Chih turned straight into a hug from Si-yu.
“You did pretty good for an out-of-shape southerner,” she said cheerfully. “Get some sleep. Dream of meat.”
Chih was so shaky on their legs that they thought they might collapse before they got to the door of the way station. The ground seemed to tilt underneath them, and they kept seeing flashes of orange and black out of the corner of their eyes.
They were close to falling asleep on their feet, but then something made them turn their head, and they stared.
The big bull stalked the edge of the clearing, ears standing out from his head, and tossing his head from side to side. He wasn’t saddled, but his curving tusks were capped with polished steel, and they guessed that his back was easily level with the roof of the way station, far larger than the cows, far heavier and mountainous.

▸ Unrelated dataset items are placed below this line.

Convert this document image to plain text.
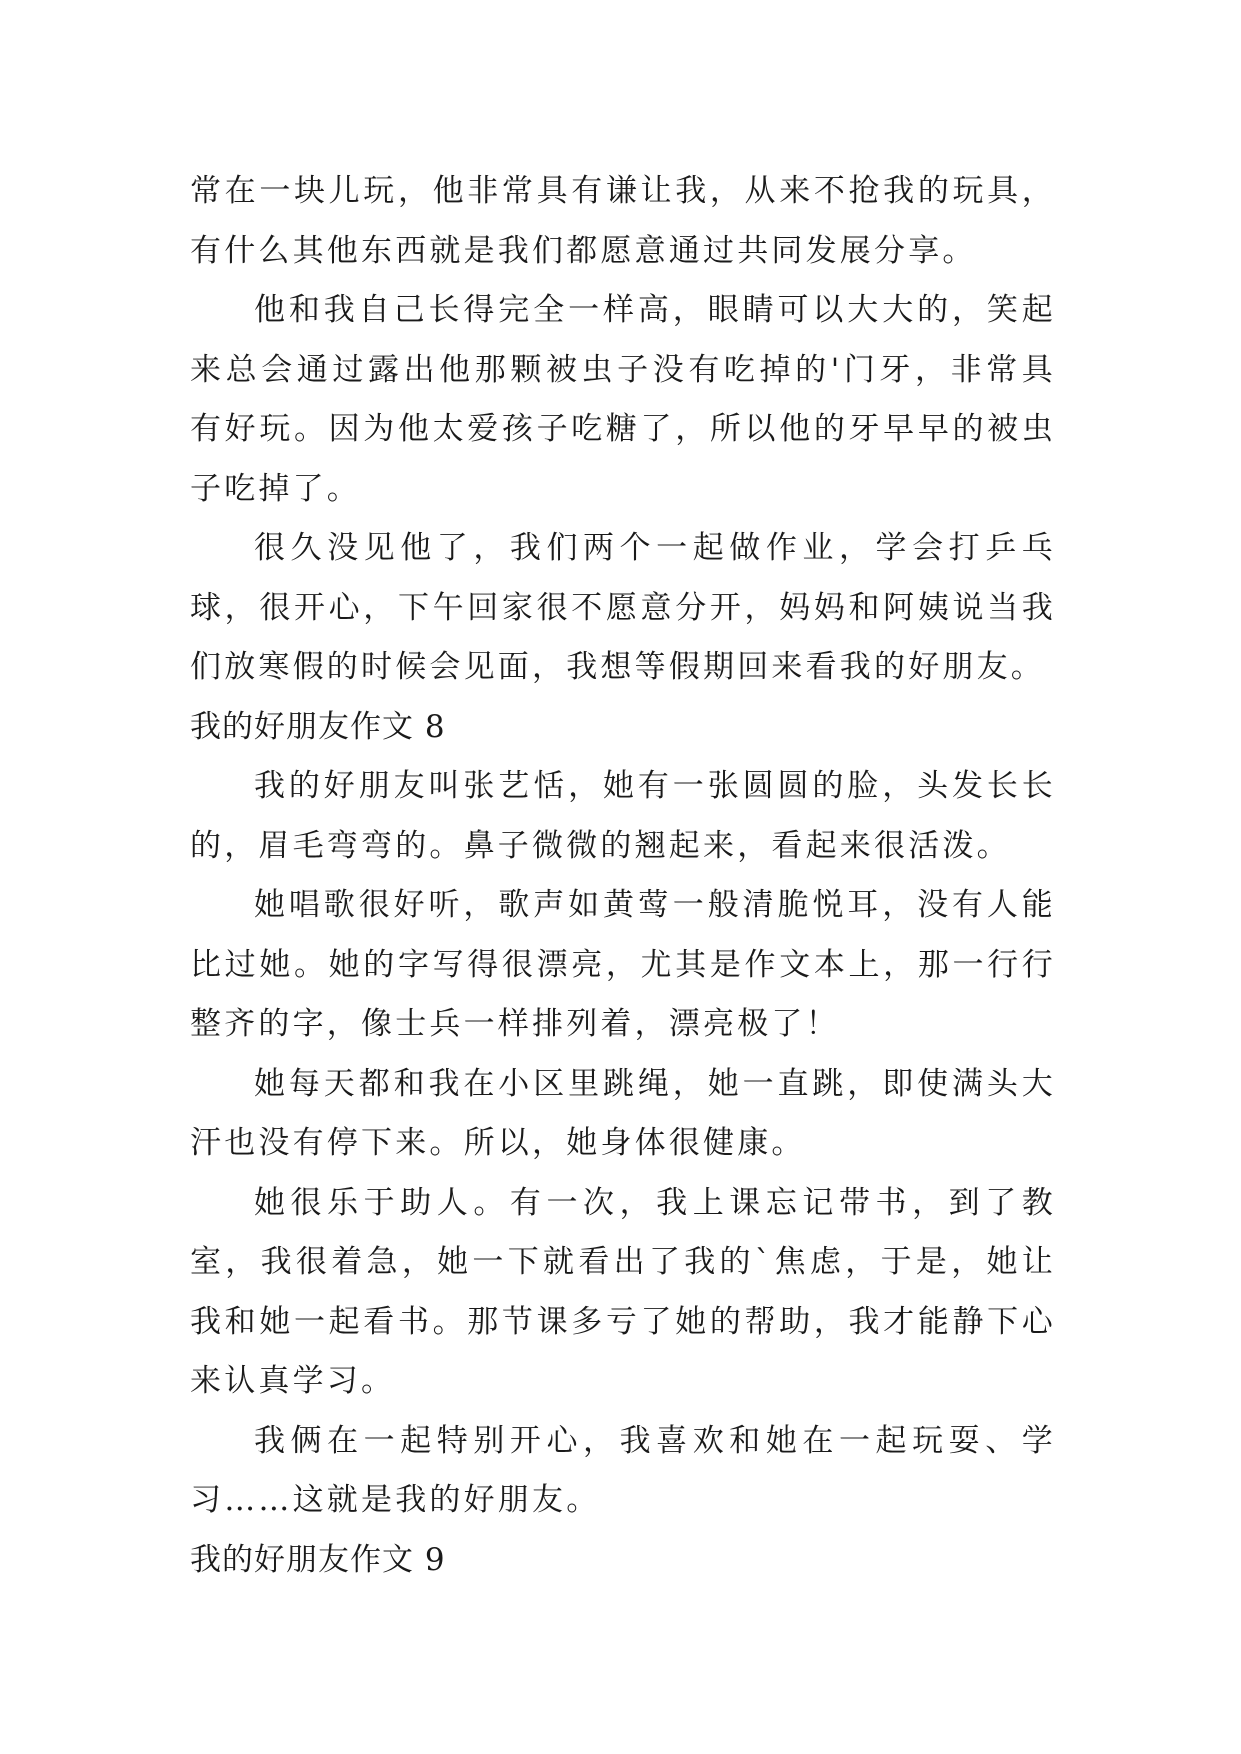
常在一块儿玩，他非常具有谦让我，从来不抢我的玩具，有什么其他东西就是我们都愿意通过共同发展分享。

他和我自己长得完全一样高，眼睛可以大大的，笑起来总会通过露出他那颗被虫子没有吃掉的'门牙，非常具有好玩。因为他太爱孩子吃糖了，所以他的牙早早的被虫子吃掉了。

很久没见他了，我们两个一起做作业，学会打乒乓球，很开心，下午回家很不愿意分开，妈妈和阿姨说当我们放寒假的时候会见面，我想等假期回来看我的好朋友。

我的好朋友作文 8

我的好朋友叫张艺恬，她有一张圆圆的脸，头发长长的，眉毛弯弯的。鼻子微微的翘起来，看起来很活泼。

她唱歌很好听，歌声如黄莺一般清脆悦耳，没有人能比过她。她的字写得很漂亮，尤其是作文本上，那一行行整齐的字，像士兵一样排列着，漂亮极了！

她每天都和我在小区里跳绳，她一直跳，即使满头大汗也没有停下来。所以，她身体很健康。

她很乐于助人。有一次，我上课忘记带书，到了教室，我很着急，她一下就看出了我的`焦虑，于是，她让我和她一起看书。那节课多亏了她的帮助，我才能静下心来认真学习。

我俩在一起特别开心，我喜欢和她在一起玩耍、学习……这就是我的好朋友。

我的好朋友作文 9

Royal mammoth, Chih’s mind supplied. They crossed the Ko-anam Fords. One just like this broke the gates of the Palace of Gleaming Light, letting the winter into Anh . . .
Chih froze as the one that Hyun-lee had called the Great Star—he must be going to stud at the stables in Borsoon, I wonder if they would let me go see—stamped one last time at the edge of the clearing, snorted, and then wandered up to Chih. They stood stock still as the royal mammoth leaned down and his trunk came up to knock back their hood and sniff curiously at Chih’s head. The bull’s touch was surprisingly delicate and now Chih could see the phlanges, one above and one below the flaring nostrils, mobile enough to wrap around branches and grab and pinch. Up close, the bull was overwhelming, a wall of solid muscle and fur that could trample an empire flat.
“Hello,” Chih said softly. “I wish Almost Brilliant could see you . . .”
The bull abruptly decided that Chih was fine, and turned to patrol the edge of the clearing again, and after one last look to reassure themself that there were no tigers around, Chih went into the way station.